As emailed by Mark Jones to members of Queen’s Senate, 5 November 2010:
Queen’s Secretariat has refused to provide faculty members of Senate with the Senate email list. I therefore provide one in this email.
I became a faculty member of Senate in late September, and on October 29 I wrote to request the mailing list. I received this response:
there isn’t a Senate listserv per se, but members are listed on the web at
That, and the Queen’s People search on the homepage should get you the addresses you require.
I pointed out that this would require 71 searches; that the reply implicitly acknowledged that there was no objection in the Senate rules or in principle to a member of Senate possessing and using the Senate list; and that even if there was no listserv there must be a multiple address list. I therefore asked again for the multiple address list. I was still refused, so on Nov. 2, I called the Secretariat and asked again. I was asked how I planned to use it; I was advised that I could submit to the Secretariat anything I wished to send to members; I was offered a partial list of faculty members only; and then I was told that the Senate office would get back to me. Later the same day, a request was sent out:
Newly elected Arts and Science Faculty Senator Mark Jones has asked for an email list so that he can contact fellow senators to discuss items of interest.
If you wish to “opt in” to the list, please respond to this message to let us know.

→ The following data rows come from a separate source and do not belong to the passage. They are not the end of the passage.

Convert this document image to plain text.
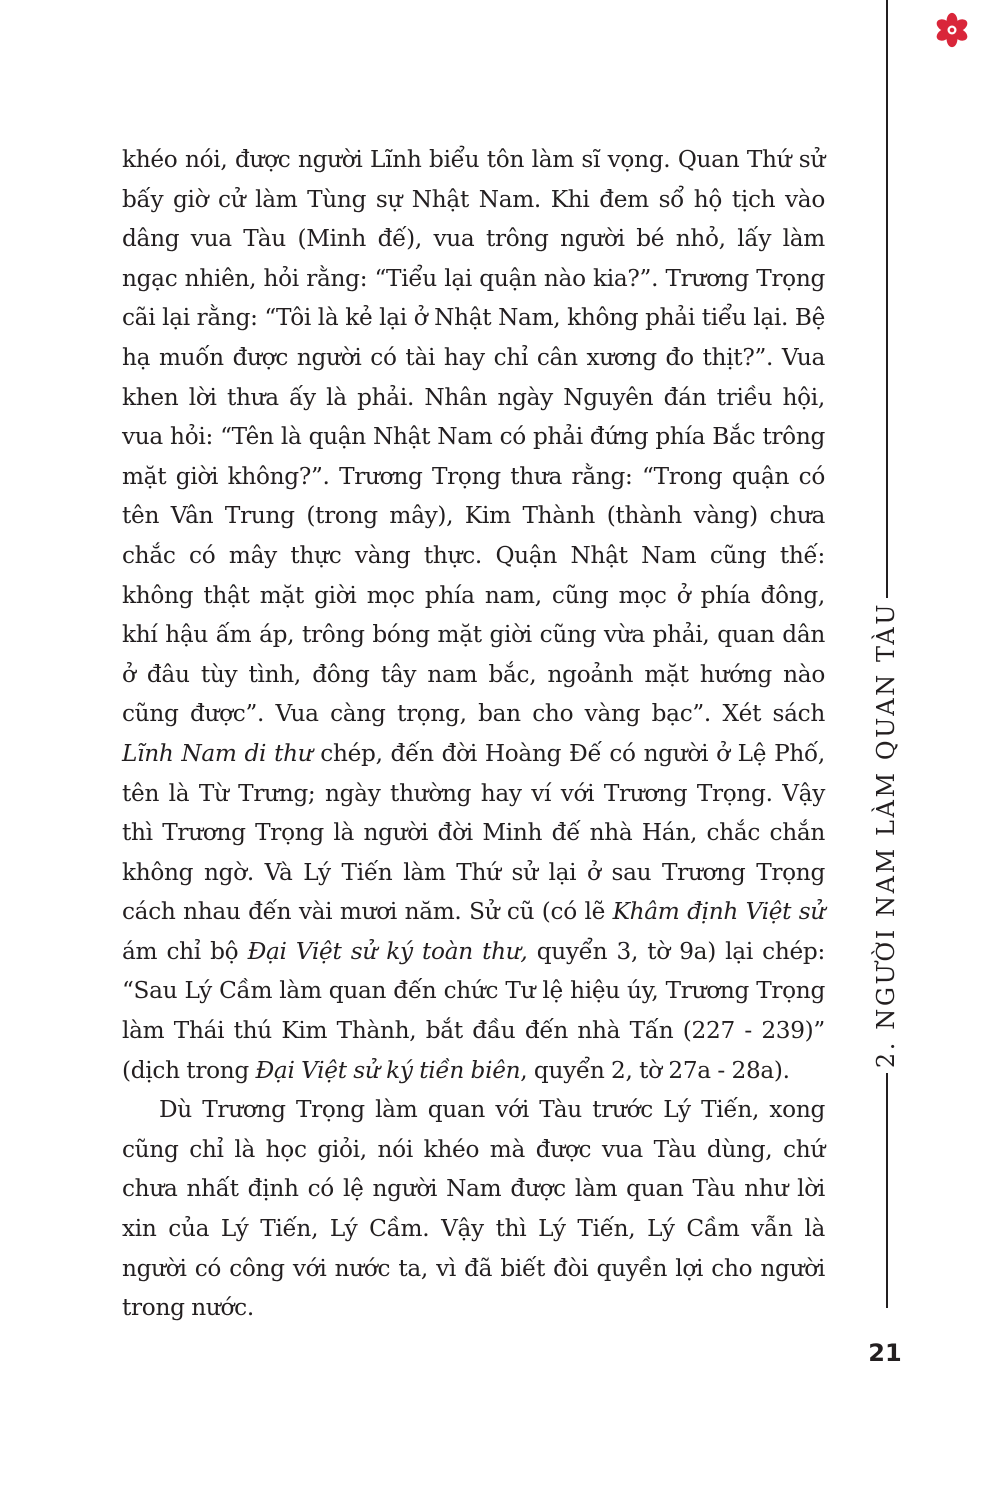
khéo nói, được người Lĩnh biểu tôn làm sĩ vọng. Quan Thứ sử bấy giờ cử làm Tùng sự Nhật Nam. Khi đem sổ hộ tịch vào dâng vua Tàu (Minh đế), vua trông người bé nhỏ, lấy làm ngạc nhiên, hỏi rằng: “Tiểu lại quận nào kia?”. Trương Trọng cãi lại rằng: “Tôi là kẻ lại ở Nhật Nam, không phải tiểu lại. Bệ hạ muốn được người có tài hay chỉ cân xương đo thịt?”. Vua khen lời thưa ấy là phải. Nhân ngày Nguyên đán triều hội, vua hỏi: “Tên là quận Nhật Nam có phải đứng phía Bắc trông mặt giời không?”. Trương Trọng thưa rằng: “Trong quận có tên Vân Trung (trong mây), Kim Thành (thành vàng) chưa chắc có mây thực vàng thực. Quận Nhật Nam cũng thế: không thật mặt giời mọc phía nam, cũng mọc ở phía đông, khí hậu ấm áp, trông bóng mặt giời cũng vừa phải, quan dân ở đâu tùy tình, đông tây nam bắc, ngoảnh mặt hướng nào cũng được”. Vua càng trọng, ban cho vàng bạc”. Xét sách Lĩnh Nam di thư chép, đến đời Hoàng Đế có người ở Lệ Phố, tên là Từ Trưng; ngày thường hay ví với Trương Trọng. Vậy thì Trương Trọng là người đời Minh đế nhà Hán, chắc chắn không ngờ. Và Lý Tiến làm Thứ sử lại ở sau Trương Trọng cách nhau đến vài mươi năm. Sử cũ (có lẽ Khâm định Việt sử ám chỉ bộ Đại Việt sử ký toàn thư, quyển 3, tờ 9a) lại chép: “Sau Lý Cầm làm quan đến chức Tư lệ hiệu úy, Trương Trọng làm Thái thú Kim Thành, bắt đầu đến nhà Tấn (227 - 239)” (dịch trong Đại Việt sử ký tiền biên, quyển 2, tờ 27a - 28a).

Dù Trương Trọng làm quan với Tàu trước Lý Tiến, xong cũng chỉ là học giỏi, nói khéo mà được vua Tàu dùng, chứ chưa nhất định có lệ người Nam được làm quan Tàu như lời xin của Lý Tiến, Lý Cầm. Vậy thì Lý Tiến, Lý Cầm vẫn là người có công với nước ta, vì đã biết đòi quyền lợi cho người trong nước.

2. NGƯỜI NAM LÀM QUAN TÀU
21
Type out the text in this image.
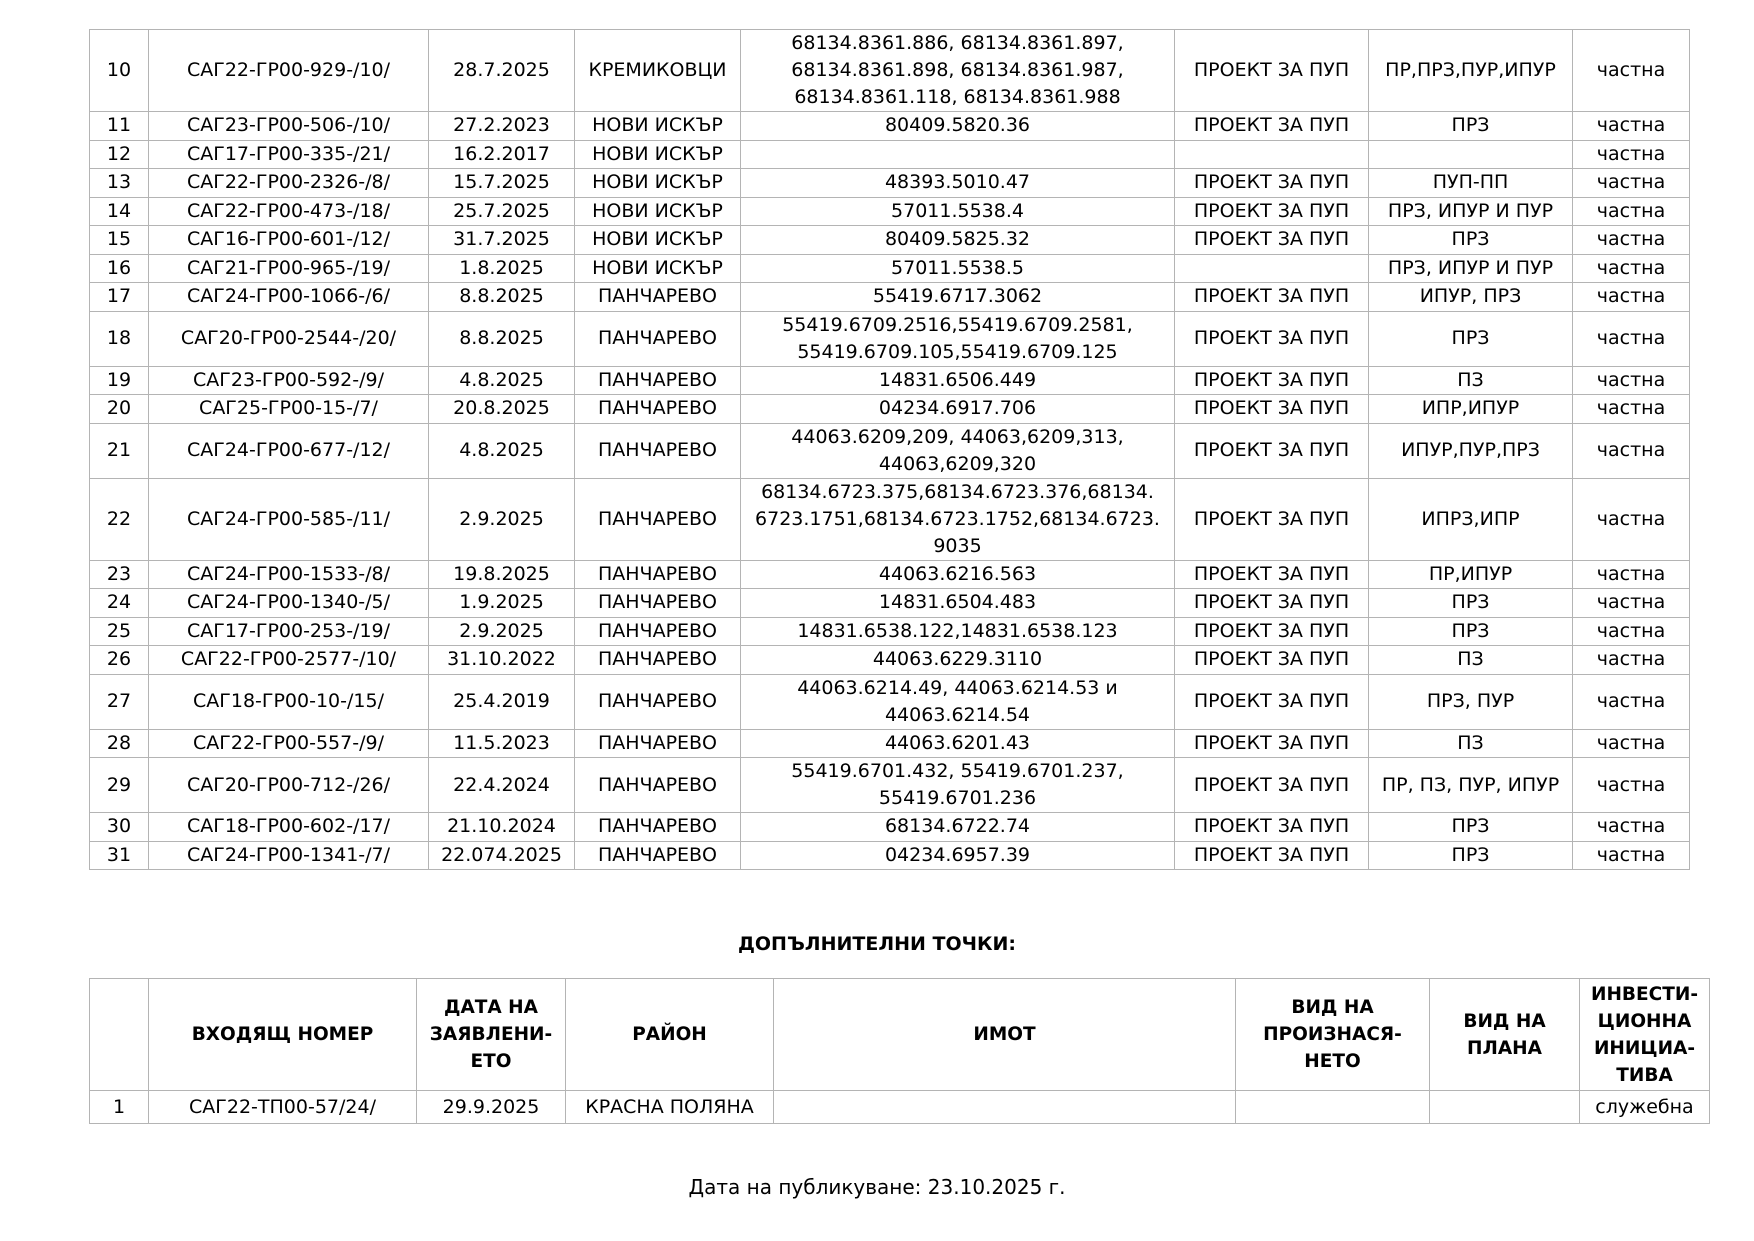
10	САГ22-ГР00-929-/10/	28.7.2025	КРЕМИКОВЦИ	68134.8361.886, 68134.8361.897, 68134.8361.898, 68134.8361.987, 68134.8361.118, 68134.8361.988	ПРОЕКТ ЗА ПУП	ПР,ПРЗ,ПУР,ИПУР	частна
11	САГ23-ГР00-506-/10/	27.2.2023	НОВИ ИСКЪР	80409.5820.36	ПРОЕКТ ЗА ПУП	ПРЗ	частна
12	САГ17-ГР00-335-/21/	16.2.2017	НОВИ ИСКЪР				частна
13	САГ22-ГР00-2326-/8/	15.7.2025	НОВИ ИСКЪР	48393.5010.47	ПРОЕКТ ЗА ПУП	ПУП-ПП	частна
14	САГ22-ГР00-473-/18/	25.7.2025	НОВИ ИСКЪР	57011.5538.4	ПРОЕКТ ЗА ПУП	ПРЗ, ИПУР И ПУР	частна
15	САГ16-ГР00-601-/12/	31.7.2025	НОВИ ИСКЪР	80409.5825.32	ПРОЕКТ ЗА ПУП	ПРЗ	частна
16	САГ21-ГР00-965-/19/	1.8.2025	НОВИ ИСКЪР	57011.5538.5		ПРЗ, ИПУР И ПУР	частна
17	САГ24-ГР00-1066-/6/	8.8.2025	ПАНЧАРЕВО	55419.6717.3062	ПРОЕКТ ЗА ПУП	ИПУР, ПРЗ	частна
18	САГ20-ГР00-2544-/20/	8.8.2025	ПАНЧАРЕВО	55419.6709.2516,55419.6709.2581, 55419.6709.105,55419.6709.125	ПРОЕКТ ЗА ПУП	ПРЗ	частна
19	САГ23-ГР00-592-/9/	4.8.2025	ПАНЧАРЕВО	14831.6506.449	ПРОЕКТ ЗА ПУП	ПЗ	частна
20	САГ25-ГР00-15-/7/	20.8.2025	ПАНЧАРЕВО	04234.6917.706	ПРОЕКТ ЗА ПУП	ИПР,ИПУР	частна
21	САГ24-ГР00-677-/12/	4.8.2025	ПАНЧАРЕВО	44063.6209,209, 44063,6209,313, 44063,6209,320	ПРОЕКТ ЗА ПУП	ИПУР,ПУР,ПРЗ	частна
22	САГ24-ГР00-585-/11/	2.9.2025	ПАНЧАРЕВО	68134.6723.375,68134.6723.376,68134. 6723.1751,68134.6723.1752,68134.6723. 9035	ПРОЕКТ ЗА ПУП	ИПРЗ,ИПР	частна
23	САГ24-ГР00-1533-/8/	19.8.2025	ПАНЧАРЕВО	44063.6216.563	ПРОЕКТ ЗА ПУП	ПР,ИПУР	частна
24	САГ24-ГР00-1340-/5/	1.9.2025	ПАНЧАРЕВО	14831.6504.483	ПРОЕКТ ЗА ПУП	ПРЗ	частна
25	САГ17-ГР00-253-/19/	2.9.2025	ПАНЧАРЕВО	14831.6538.122,14831.6538.123	ПРОЕКТ ЗА ПУП	ПРЗ	частна
26	САГ22-ГР00-2577-/10/	31.10.2022	ПАНЧАРЕВО	44063.6229.3110	ПРОЕКТ ЗА ПУП	ПЗ	частна
27	САГ18-ГР00-10-/15/	25.4.2019	ПАНЧАРЕВО	44063.6214.49, 44063.6214.53 и 44063.6214.54	ПРОЕКТ ЗА ПУП	ПРЗ, ПУР	частна
28	САГ22-ГР00-557-/9/	11.5.2023	ПАНЧАРЕВО	44063.6201.43	ПРОЕКТ ЗА ПУП	ПЗ	частна
29	САГ20-ГР00-712-/26/	22.4.2024	ПАНЧАРЕВО	55419.6701.432, 55419.6701.237, 55419.6701.236	ПРОЕКТ ЗА ПУП	ПР, ПЗ, ПУР, ИПУР	частна
30	САГ18-ГР00-602-/17/	21.10.2024	ПАНЧАРЕВО	68134.6722.74	ПРОЕКТ ЗА ПУП	ПРЗ	частна
31	САГ24-ГР00-1341-/7/	22.074.2025	ПАНЧАРЕВО	04234.6957.39	ПРОЕКТ ЗА ПУП	ПРЗ	частна
ДОПЪЛНИТЕЛНИ ТОЧКИ:
	ВХОДЯЩ НОМЕР	ДАТА НА ЗАЯВЛЕНИ-ЕТО	РАЙОН	ИМОТ	ВИД НА ПРОИЗНАСЯ-НЕТО	ВИД НА ПЛАНА	ИНВЕСТИ-ЦИОННА ИНИЦИА-ТИВА
1	САГ22-ТП00-57/24/	29.9.2025	КРАСНА ПОЛЯНА				служебна
Дата на публикуване: 23.10.2025 г.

I submit that all members of Senate have a right to the entire Senate mailing list, and that the Secretariat has no right to withhold it.
Therefore, to save other members of Senate from having to beg for their own mailing list, I include the mailing list for all members in this notice to all members, with the exception in both cases of some student members whose emails are not available on the Queen’s website. I have also created a Queen’s Senate Faculty Caucus Blog (https://senatefacultycaucus.wordpress.com/), and I have included the same list there, as its first posting.
The Senate office rightly cautioned me that the use of large email lists can become annoying, and I hereby second this caution; I forward this list on the assumption that members will use it responsibly for the communication of matters germane to Senate, as described in The Functions of Senate, and not for any other purposes.
The functions of Senate are so important that it is hard to conceive how they can be managed without some communication between all members outside of its monthly 90-minute meetings, and to this end it is essential that all members have a convenient way of contacting all other members. Some may be concerned about receiving excessive email, but (1) I believe that it is part of the responsibility of all members of Senate to consider some communications from each other about legitimate university concerns; (2) unwanted emails are easily deleted; and (3) email programs can easily be set up to filter email from unwanted addresses.
Please note that all email addresses in this list are included with permission or are freely available on Queen’s or associated websites. I have done nothing here but compile them and distribute the list.